In a Young's double slit experiment, an angular width of the fringe is 0.35° on a screen placed at 2 m away for particular wavelength of 450 nm. The angular width of the fringe, when whole system is immersed in a medium of refractive index $$\frac{7}{5}$$, is $$\frac{1}{\alpha}$$. The value of $$\alpha$$ is ______.

The angular width of the fringe in air is $$\theta = 0.35°$$, the distance to the screen is $$D = 2$$ m, the wavelength is $$\lambda = 450$$ nm, and the refractive index of the medium is $$\mu = \frac{7}{5}$$.

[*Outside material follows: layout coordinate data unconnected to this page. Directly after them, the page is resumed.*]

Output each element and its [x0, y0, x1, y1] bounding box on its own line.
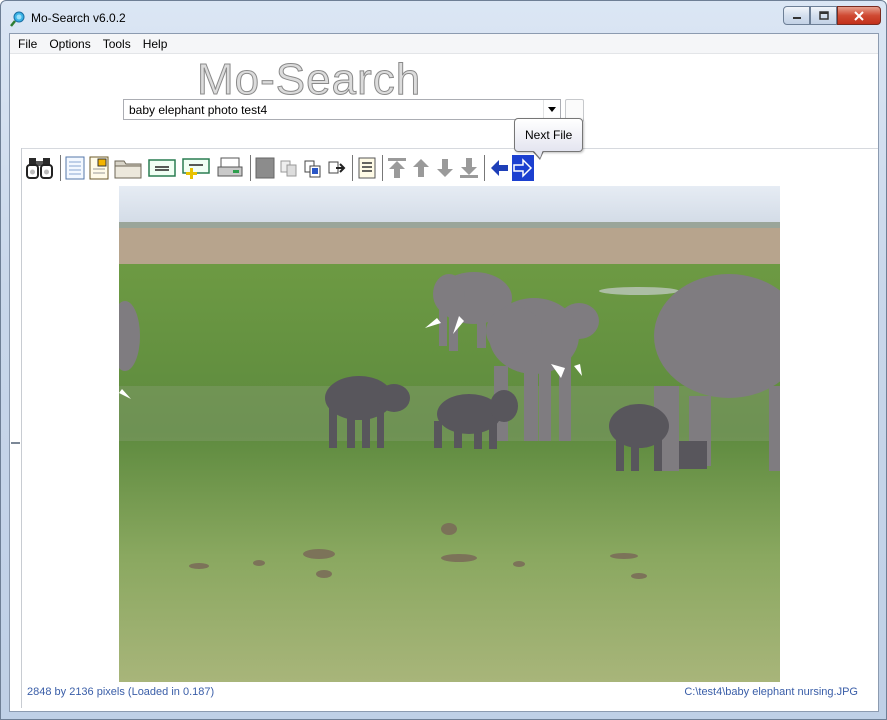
up-button[interactable] — [410, 155, 432, 181]
close-button[interactable] — [837, 6, 881, 25]
splitter-grip[interactable] — [11, 442, 20, 444]
previous-file-button[interactable] — [488, 155, 510, 181]
first-icon — [388, 158, 406, 178]
next-file-button[interactable] — [512, 155, 534, 181]
folder-icon — [114, 160, 142, 179]
add-tag-icon — [182, 158, 210, 179]
last-icon — [460, 158, 478, 178]
down-icon — [437, 159, 453, 177]
move-icon — [328, 161, 346, 174]
app-icon — [10, 11, 25, 27]
move-button[interactable] — [326, 155, 348, 181]
file-path-status: C:\test4\baby elephant nursing.JPG — [684, 686, 858, 698]
notes-button[interactable] — [356, 155, 378, 181]
open-image-button[interactable] — [88, 155, 110, 181]
title-bar[interactable]: Mo-Search v6.0.2 — [1, 1, 886, 33]
copy-button[interactable] — [278, 155, 300, 181]
copy-icon — [280, 160, 297, 177]
image-info-status: 2848 by 2136 pixels (Loaded in 0.187) — [27, 686, 215, 698]
window-title: Mo-Search v6.0.2 — [31, 11, 126, 25]
paste-icon — [304, 160, 321, 178]
search-input[interactable] — [124, 100, 542, 119]
up-icon — [413, 159, 429, 177]
tooltip-tail-inner — [533, 150, 543, 158]
rename-button[interactable] — [146, 155, 178, 181]
app-window: Mo-Search v6.0.2 File Options Tools Help… — [0, 0, 887, 720]
scanner-icon — [217, 157, 243, 177]
menu-bar: File Options Tools Help — [10, 34, 878, 54]
binoculars-icon — [26, 158, 53, 179]
toolbar-separator — [352, 155, 354, 181]
notes-icon — [358, 157, 376, 179]
photo-image — [119, 186, 780, 682]
scan-button[interactable] — [214, 155, 246, 181]
first-button[interactable] — [386, 155, 408, 181]
close-icon — [854, 10, 864, 21]
left-panel-edge[interactable] — [10, 148, 22, 708]
caption-buttons — [783, 6, 881, 26]
menu-options[interactable]: Options — [43, 34, 96, 54]
next-file-tooltip: Next File — [514, 118, 584, 152]
rename-icon — [148, 159, 176, 177]
minimize-button[interactable] — [783, 6, 810, 25]
black-box-button[interactable] — [254, 155, 276, 181]
last-button[interactable] — [458, 155, 480, 181]
document-image-icon — [89, 156, 109, 180]
chevron-down-icon — [548, 107, 556, 112]
paste-button[interactable] — [302, 155, 324, 181]
client-area: File Options Tools Help Mo-Search baby e… — [9, 33, 879, 712]
find-button[interactable] — [24, 155, 56, 181]
search-dropdown-button[interactable] — [543, 100, 560, 119]
maximize-icon — [818, 10, 829, 20]
toolbar-separator — [382, 155, 384, 181]
menu-file[interactable]: File — [12, 34, 43, 54]
toolbar-separator — [60, 155, 62, 181]
app-logo: Mo-Search — [196, 55, 422, 104]
next-file-icon — [513, 158, 533, 178]
minimize-icon — [792, 16, 801, 19]
toolbar — [24, 153, 536, 183]
maximize-button[interactable] — [810, 6, 837, 25]
toolbar-separator — [484, 155, 486, 181]
menu-help[interactable]: Help — [137, 34, 174, 54]
document-icon — [65, 156, 85, 180]
add-tag-button[interactable] — [180, 155, 212, 181]
image-preview[interactable] — [119, 186, 780, 682]
menu-tools[interactable]: Tools — [97, 34, 137, 54]
toolbar-separator — [250, 155, 252, 181]
open-folder-button[interactable] — [112, 155, 144, 181]
black-square-icon — [255, 157, 275, 179]
down-button[interactable] — [434, 155, 456, 181]
previous-file-icon — [491, 160, 508, 176]
search-combo[interactable] — [123, 99, 561, 120]
open-document-button[interactable] — [64, 155, 86, 181]
header-divider — [10, 148, 878, 149]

In Young's double slit experiment, the angular width of a fringe is given by $$\theta = \frac{\lambda}{d}$$ where $$d$$ is the slit separation. When the system is immersed in a medium of refractive index $$\mu$$, the effective wavelength becomes $$\lambda' = \frac{\lambda}{\mu}$$, so the new angular width is $$\theta' = \frac{\lambda'}{d} = \frac{\lambda}{\mu d} = \frac{\theta}{\mu}.$$

Substituting the values, $$\theta' = \frac{0.35°}{\frac{7}{5}} = 0.35° \times \frac{5}{7} = 0.25° = \frac{1}{4}°.$$

Since the angular width is $$\frac{1}{\alpha}$$ degrees, we have $$\frac{1}{\alpha} = \frac{1}{4} \quad\Longrightarrow\quad \alpha = 4.$$

Hence, the value of $$\alpha$$ is 4.